It remains unclear how the apparent "interrogation" of the data of 19 people, including journalists and two senior counsel to the Moriarty Tribunal, was linked to a "cost-cutting" exercise at Independent News & Media (INM), the High Court has been told.
The affected persons, including former executive Karl Brophy, may have been in some way regarded as having "acted adversely" to the interests of INM's major shareholder, Denis O'Brien, Brian Murray SC said.
It “seems surprising” no one in INM appeared to have thought, as Mr O’Brien’s company Blaydon Ltd had paid €60,000 for the data exercise, “maybe it had an interest in the outcome”.
“Those ‘I’s’ never seem to have been dotted.”
It is clear there were other analyses of back-up data removed from INM over a period from October 2014 but the Office of the Director of Corporate Enforcement (ODCE) has been unable to access those, Mr Murray said.
Inspectors are necessary to establish a range of matters, including the purpose of the data interrogation and for whose benefit it was conducted, he argued.
Those matters were outside the remit of the Data Protection Commissioner (DPC), whose investigation into the matter is continuing.
Mr Murray also argued the INM board was "very willing indeed" to accept the explanation of its then chairman, Leslie Buckley, for the data removal as a "cost-cutting exercise" when "strong circumstantial evidence" seemed to support the conflicting account of its former chief executive Robert Pitt, including Mr Pitt's claims the data interrogation was paid for by a company linked to Mr O'Brien.
Mr Buckley had said the data had been accessed as part of a cost-saving exercise initiated by him arising from his concerns about the cost of a €650,000 annual legal services contract for Simon McAleese solicitors, the court heard.
In reply to Mr Justice Peter Kelly, Mr Murray said it did not appear Mr McAleese was contacted in the context of the cost-reduction exercise.
Inconsistency
The INM board initially “downplayed” the alleged data breach to the DPC when it made a disclosure to her about it in August 2017, he said.
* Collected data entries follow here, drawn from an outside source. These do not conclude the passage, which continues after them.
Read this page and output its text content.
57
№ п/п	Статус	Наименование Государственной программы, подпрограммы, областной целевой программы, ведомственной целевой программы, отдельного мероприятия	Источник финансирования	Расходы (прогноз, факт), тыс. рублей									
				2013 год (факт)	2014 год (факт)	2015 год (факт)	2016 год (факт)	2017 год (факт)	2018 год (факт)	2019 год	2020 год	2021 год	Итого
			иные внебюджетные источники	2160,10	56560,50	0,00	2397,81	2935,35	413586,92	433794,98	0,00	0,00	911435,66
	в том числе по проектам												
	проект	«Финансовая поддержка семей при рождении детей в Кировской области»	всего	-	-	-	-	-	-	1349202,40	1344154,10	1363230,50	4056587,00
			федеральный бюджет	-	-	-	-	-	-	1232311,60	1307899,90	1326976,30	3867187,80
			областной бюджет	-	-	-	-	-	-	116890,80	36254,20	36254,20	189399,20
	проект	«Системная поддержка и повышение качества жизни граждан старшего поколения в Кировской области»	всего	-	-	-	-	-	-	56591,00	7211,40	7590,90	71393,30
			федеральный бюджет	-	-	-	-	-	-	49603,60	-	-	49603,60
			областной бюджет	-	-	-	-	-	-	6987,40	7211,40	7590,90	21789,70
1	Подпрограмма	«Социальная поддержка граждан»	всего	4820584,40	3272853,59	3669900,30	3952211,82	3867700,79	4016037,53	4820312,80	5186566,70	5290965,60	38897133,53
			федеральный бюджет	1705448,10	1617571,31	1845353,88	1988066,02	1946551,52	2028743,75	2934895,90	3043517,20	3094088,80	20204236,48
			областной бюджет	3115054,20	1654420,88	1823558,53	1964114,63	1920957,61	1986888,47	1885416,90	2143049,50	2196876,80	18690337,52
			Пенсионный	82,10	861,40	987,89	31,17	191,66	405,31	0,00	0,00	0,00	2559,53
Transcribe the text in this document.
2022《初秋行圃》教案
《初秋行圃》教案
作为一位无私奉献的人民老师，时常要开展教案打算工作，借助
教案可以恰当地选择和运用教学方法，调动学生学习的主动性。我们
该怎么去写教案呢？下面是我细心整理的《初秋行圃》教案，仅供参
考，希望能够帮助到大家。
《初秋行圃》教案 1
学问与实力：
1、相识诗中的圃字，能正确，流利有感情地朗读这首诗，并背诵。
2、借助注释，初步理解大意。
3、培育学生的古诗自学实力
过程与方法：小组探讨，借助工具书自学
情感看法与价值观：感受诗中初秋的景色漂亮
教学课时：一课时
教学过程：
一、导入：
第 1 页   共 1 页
It told her the data had been accessed for a limited business purpose when it had no basis for such an assurance, he said. It did not tell the DPC it did not know what the purpose of the exercise was or that there was an inconsistency between accounts of it provided by Mr Pitt and Mr Buckley.
The matter was presented as a “minor issue” and the DPC was told the alleged breach “may” have placed personal data at risk when INM knew the data had been transferred out of the Republic to be interrogated by non-INM employees and when no one knew “what was actually done to it”.
INM also failed to state the data exercise had been paid for by someone else, he said.
The board told the DPC it had commissioned Deloitte to produce a report but that report, produced in October 2017, was not sent on to the DPC and nor was she advised of the matters in it.
INM had later complained that the ODCE had information about these matters which it had not provided to INM over several months until the application for inspectors was initiated in March 2018.
Had the ODCE given it information elicited from the ODCE investigation, INM said, its response would have been different.
The ODCE rejects those claims and maintains INM had the necessary information, including from Mr Pitt in August 2017, to make a full disclosure to the DPC.